Despite all the controversies around Chinese tech companies, Huawei and the U.S government, the folding Huawei Mate X is still coming, and we finally have a launch date.

"It's coming in September – at the latest," said Vincent Pang, President of Huawei's Western European Region, even stating that it might arrive earlier.

Huawei Mate X is a 5G phone, and according to them is the reason for such a delay. 5G has been slow to roll out for the most part, and has nothing to do with U.S politics (again, according to Huawei).

So where will it actually be released? According to Pang, any country that has 5G.

But of course, he meant any country with 5G except the U.S. Naturally, due to the Huawei ban and all that. But does that mean you can never own this phone? Absolutely not. Where there’s a will there’s a way.

Still sticking with Android

To our surprise, even after Huawei announced they’ll be moving to their own OS, the Huawei Mate X release will launch with Android.

But how can they get away with this?

Apparently, because it was already announced, it may fall outside Trump’s administrations ban regarding U.S companies dealing with Huawei. The ban came around due to Huawei’s cosiness with the Chinese government and fears around spying and privacy. Following this, a number of other countries have banned Huawei’s networking equipment.

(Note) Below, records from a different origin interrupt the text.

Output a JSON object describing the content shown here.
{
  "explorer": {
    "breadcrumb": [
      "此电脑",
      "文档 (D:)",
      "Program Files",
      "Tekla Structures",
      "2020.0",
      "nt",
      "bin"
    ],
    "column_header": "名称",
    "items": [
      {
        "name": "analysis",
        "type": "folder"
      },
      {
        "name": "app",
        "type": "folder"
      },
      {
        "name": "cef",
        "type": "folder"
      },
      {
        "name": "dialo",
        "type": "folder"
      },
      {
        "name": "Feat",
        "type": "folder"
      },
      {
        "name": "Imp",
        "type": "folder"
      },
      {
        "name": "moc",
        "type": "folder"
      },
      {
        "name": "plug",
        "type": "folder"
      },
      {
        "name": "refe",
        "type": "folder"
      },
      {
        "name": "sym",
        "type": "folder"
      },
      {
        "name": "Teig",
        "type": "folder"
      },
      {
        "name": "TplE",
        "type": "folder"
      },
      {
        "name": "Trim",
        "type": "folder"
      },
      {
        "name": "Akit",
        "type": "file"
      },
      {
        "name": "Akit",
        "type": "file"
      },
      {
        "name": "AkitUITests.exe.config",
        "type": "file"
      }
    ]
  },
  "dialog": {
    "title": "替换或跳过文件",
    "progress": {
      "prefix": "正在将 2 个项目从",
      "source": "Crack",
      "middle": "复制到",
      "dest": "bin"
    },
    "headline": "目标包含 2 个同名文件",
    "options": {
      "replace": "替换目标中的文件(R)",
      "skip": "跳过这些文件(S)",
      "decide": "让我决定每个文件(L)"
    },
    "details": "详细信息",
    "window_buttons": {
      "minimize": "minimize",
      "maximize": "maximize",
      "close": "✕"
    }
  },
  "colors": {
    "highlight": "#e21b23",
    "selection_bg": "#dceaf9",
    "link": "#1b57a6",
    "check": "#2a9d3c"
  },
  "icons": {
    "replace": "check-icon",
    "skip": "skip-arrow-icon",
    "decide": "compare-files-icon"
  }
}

Despite this, Huawei continue to make waves in the smartphone industry, despite the fact that Google will no longer provide technical support to them.

Everyone was sceptical after the ban about this phone ever even being released, but Pang and the rest of Huawei are supremely confident it will. And should even run the latest Android OS.

The reason for September release

Huawei are adamant that U.S politics are not the reason for the release delay, claiming they are waiting for 5G to cement itself better in China and other key countries.

Considering the Huawei Mate X is a 5G phone, this makes sense to ensure users get the most out of it.

But, we’re certain there is another reason too. Huawei themselves have stated they spent a lot of time testing and retesting the foldable screen hardware. And with the epic failure of Samsung’s Galaxy Fold launch, no doubt Huawei have gone back to the drawing board to make sure they don’t mimic where the Korean company went horribly wrong.

Ultimately, the main problem you may run into as a Huawei Mate X user is not flexibility, but availability. Huawei phones were already tricky to get in the U.S, but this will only make things more difficult.